Further analysis indicated that Prevotella OTU4 was the most prevalent taxon in patients with NORA, and whole-genome sequencing identified Prevotella OTU4 as P. copri. Interestingly, the NORA-associated P. copri genomes contained several ORFs that were observed far less often in previously sequenced P. copri genomes from healthy individuals; two of these ORFs encode components of an iron transporter, which is a known virulence factor in other bacteria. Furthermore, unlike bacteria that dominate the healthy microbiota (such as Bacteroides), P. copri encodes a superoxide reductase and a phosphoadenosine phosphosulphate reductase. These two genes might favour the development and maintenance of intestinal inflammation by increasing P. copri resistance to host-derived reactive oxygen species and by producing the redox protein thioredoxin, which has been previously described as a pathogenic factor in rheumatoid arthritis. A colitis mouse model further supported the pro-inflammatory role of P. copri: mice that were colonized with P. copri showed increased epithelial inflammation and weight loss compared with mice that were colonized with the commensal Bacteroides thetaiotaomicron.
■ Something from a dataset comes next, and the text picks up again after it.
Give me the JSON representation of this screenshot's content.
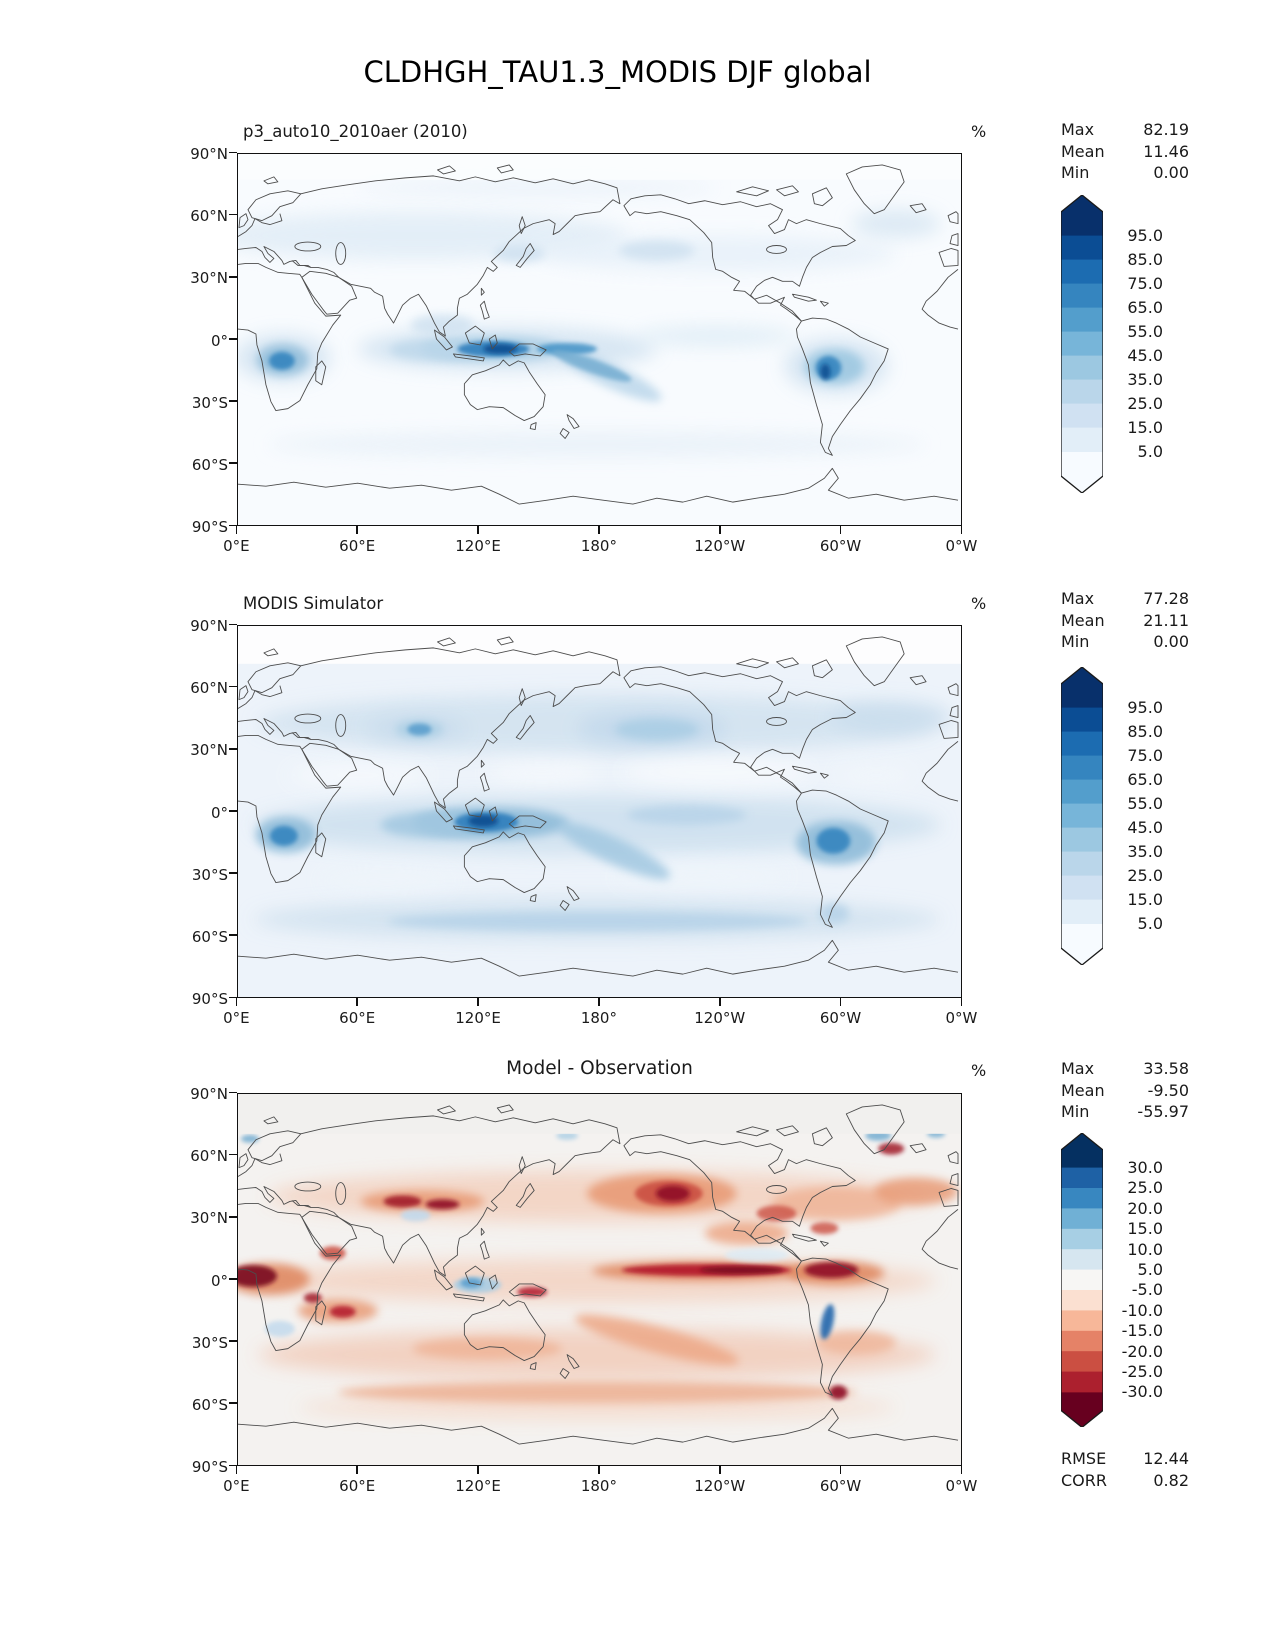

P. copri thrives in a pro-inflammatory environment and might even increase inflammation

Together, these data suggest that P. copri thrives in a pro-inflammatory environment and might even increase inflammation for its own advantage, but more work is needed to determine whether P. copri causally contributes to the development of rheumatoid arthritis. Interestingly, patients with NORA who lacked known risk alleles for rheumatoid arthritis had a higher relative abundance of P. copri than those who had these genes, which could indicate that fewer bacteria are sufficient to trigger disease in individuals who have a genetic risk.